5 Viele Unternehmen finden keine Nachfolger mehr und geben ihren Betrieb auf. Das bedeutet den Verlust von Arbeitsplätzen, Ausbildungsplätzen, Fachwissen und lokaler Wertschöpfung. Der Wirtschaftsstandort Aargau wird dadurch geschwächt.

6 Z. B. Luzern (https://steuern.lu.ch/-/media/Steuern/Dokumente/SteuerBulletin/2020/SteuerPraxis202003MAB.pdf) oder St. Gallen (https://www.sg.ch/content/dam/sgch/steuern-finanzen/steuern/steuerbuch/art-29-52-stg/030_2.pdf).

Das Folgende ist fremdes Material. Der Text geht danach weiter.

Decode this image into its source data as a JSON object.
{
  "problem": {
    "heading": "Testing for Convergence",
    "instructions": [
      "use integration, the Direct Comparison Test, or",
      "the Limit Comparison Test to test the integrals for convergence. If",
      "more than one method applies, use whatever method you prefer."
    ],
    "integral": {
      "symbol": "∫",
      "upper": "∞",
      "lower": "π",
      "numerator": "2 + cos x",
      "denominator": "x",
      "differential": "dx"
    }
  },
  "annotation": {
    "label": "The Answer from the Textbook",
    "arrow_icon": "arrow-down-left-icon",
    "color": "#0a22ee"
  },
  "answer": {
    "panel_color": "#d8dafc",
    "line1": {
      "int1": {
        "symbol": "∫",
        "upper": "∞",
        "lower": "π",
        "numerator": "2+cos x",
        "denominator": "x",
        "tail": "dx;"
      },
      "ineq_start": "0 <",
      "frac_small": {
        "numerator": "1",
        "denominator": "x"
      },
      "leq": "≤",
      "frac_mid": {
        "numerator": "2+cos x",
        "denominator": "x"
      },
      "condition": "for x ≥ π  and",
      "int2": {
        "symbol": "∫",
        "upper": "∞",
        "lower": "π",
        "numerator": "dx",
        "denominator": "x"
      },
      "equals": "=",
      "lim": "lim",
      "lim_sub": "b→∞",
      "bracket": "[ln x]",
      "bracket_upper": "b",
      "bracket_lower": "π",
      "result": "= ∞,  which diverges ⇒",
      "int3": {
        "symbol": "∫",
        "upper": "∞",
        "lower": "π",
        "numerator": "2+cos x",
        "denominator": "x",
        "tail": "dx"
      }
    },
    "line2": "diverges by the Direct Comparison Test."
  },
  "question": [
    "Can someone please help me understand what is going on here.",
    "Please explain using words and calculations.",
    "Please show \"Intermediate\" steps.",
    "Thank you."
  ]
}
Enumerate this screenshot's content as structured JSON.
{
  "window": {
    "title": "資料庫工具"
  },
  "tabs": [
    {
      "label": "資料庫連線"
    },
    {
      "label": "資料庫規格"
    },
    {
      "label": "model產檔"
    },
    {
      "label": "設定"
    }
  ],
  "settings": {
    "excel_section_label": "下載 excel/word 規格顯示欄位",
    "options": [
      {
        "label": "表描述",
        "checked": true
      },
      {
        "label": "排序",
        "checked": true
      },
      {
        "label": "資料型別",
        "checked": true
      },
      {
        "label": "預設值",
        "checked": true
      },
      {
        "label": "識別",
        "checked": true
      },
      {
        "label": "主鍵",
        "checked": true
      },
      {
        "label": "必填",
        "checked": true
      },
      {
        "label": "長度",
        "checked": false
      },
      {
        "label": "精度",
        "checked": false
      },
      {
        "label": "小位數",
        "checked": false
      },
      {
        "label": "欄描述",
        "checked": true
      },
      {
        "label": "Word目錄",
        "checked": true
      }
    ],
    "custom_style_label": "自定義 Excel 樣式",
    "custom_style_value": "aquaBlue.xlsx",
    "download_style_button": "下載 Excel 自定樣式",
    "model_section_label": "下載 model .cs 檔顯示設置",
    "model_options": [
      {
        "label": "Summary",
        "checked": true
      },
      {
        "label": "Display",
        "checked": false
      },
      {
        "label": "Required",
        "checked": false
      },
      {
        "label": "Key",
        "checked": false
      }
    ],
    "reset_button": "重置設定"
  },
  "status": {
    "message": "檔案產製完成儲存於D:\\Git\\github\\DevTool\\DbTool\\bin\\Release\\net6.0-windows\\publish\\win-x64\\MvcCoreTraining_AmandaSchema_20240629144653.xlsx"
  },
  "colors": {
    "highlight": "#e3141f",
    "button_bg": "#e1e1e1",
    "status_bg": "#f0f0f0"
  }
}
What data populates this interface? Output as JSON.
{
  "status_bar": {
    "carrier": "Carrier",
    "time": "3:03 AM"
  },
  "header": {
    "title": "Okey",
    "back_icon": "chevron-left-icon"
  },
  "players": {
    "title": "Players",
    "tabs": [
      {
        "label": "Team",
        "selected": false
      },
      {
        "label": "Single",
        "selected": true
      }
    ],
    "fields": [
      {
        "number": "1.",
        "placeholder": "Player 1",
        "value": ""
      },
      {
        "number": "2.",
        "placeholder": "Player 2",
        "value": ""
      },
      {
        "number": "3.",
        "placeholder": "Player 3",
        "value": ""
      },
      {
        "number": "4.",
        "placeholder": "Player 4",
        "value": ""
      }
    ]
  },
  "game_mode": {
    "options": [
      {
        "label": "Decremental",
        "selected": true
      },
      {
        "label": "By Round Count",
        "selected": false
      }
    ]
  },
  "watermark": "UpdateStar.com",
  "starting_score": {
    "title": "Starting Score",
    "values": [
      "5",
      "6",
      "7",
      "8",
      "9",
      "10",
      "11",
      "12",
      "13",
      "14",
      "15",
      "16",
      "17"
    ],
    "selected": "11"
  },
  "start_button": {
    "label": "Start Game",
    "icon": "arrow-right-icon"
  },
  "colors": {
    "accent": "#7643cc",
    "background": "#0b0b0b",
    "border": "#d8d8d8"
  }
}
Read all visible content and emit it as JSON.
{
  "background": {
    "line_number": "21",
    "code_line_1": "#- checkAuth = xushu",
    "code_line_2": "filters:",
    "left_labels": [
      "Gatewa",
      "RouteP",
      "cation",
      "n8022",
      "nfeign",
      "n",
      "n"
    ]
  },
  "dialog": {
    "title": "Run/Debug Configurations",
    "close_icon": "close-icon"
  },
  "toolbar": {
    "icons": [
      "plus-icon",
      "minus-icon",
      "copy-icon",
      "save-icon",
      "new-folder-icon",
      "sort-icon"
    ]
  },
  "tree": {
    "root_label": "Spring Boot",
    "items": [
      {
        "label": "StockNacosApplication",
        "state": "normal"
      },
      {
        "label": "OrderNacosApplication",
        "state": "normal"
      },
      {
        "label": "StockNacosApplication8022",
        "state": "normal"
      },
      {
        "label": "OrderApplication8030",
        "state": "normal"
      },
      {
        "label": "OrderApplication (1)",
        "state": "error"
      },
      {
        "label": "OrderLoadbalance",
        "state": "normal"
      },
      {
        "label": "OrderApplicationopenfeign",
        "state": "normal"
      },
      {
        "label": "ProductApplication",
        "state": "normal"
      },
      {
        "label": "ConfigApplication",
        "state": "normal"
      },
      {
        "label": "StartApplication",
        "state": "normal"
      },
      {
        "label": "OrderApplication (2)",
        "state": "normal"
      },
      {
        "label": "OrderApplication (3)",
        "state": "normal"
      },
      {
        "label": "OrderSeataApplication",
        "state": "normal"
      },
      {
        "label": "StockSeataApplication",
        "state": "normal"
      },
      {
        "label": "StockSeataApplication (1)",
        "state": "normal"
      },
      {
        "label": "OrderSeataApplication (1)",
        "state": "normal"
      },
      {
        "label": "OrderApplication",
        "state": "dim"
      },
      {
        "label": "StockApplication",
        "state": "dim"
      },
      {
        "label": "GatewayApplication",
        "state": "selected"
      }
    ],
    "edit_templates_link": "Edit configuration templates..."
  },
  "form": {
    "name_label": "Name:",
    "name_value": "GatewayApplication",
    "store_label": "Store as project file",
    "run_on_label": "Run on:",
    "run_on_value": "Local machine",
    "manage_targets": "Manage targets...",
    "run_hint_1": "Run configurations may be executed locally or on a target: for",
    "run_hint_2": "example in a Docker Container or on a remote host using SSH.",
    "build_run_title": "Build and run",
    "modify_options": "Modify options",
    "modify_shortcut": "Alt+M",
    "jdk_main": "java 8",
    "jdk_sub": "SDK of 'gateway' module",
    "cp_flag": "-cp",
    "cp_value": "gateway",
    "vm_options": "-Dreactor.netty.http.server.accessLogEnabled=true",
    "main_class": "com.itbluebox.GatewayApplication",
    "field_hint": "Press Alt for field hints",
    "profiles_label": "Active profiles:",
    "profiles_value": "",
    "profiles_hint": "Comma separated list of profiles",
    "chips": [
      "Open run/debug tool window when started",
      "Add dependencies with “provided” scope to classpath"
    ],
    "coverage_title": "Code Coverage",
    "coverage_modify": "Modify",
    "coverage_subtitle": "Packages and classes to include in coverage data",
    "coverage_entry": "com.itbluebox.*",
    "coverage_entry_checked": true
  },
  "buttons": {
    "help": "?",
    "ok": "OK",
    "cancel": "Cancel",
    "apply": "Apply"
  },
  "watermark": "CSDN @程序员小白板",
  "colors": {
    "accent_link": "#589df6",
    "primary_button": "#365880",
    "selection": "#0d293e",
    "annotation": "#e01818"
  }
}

7 Zulässig sein müssen hingegen übliche Aktionärsbindungsverträge o. ä. unter den Beteiligten, welche beispielsweise Vorkaufsrechte unter den Beteiligten zu einem bestimmten Wert vorsehen, ohne dass sie an die Arbeitstätigkeit gebunden sind.

8 Im Falle einer Schenkung können sich je nach Verhältnis zwischen Veräusserer und Erwerber Schenkungsfolgen ergeben. Es ist vom Regierungsrat zu prüfen, obanalog den Regelungen anderer Kantone (z. B. Zürich, Bern, Graubünden) im Fall von Unternehmensnachfolgen eine Reduktion oder Erlass der Schenkungssteuer einzuführen ist.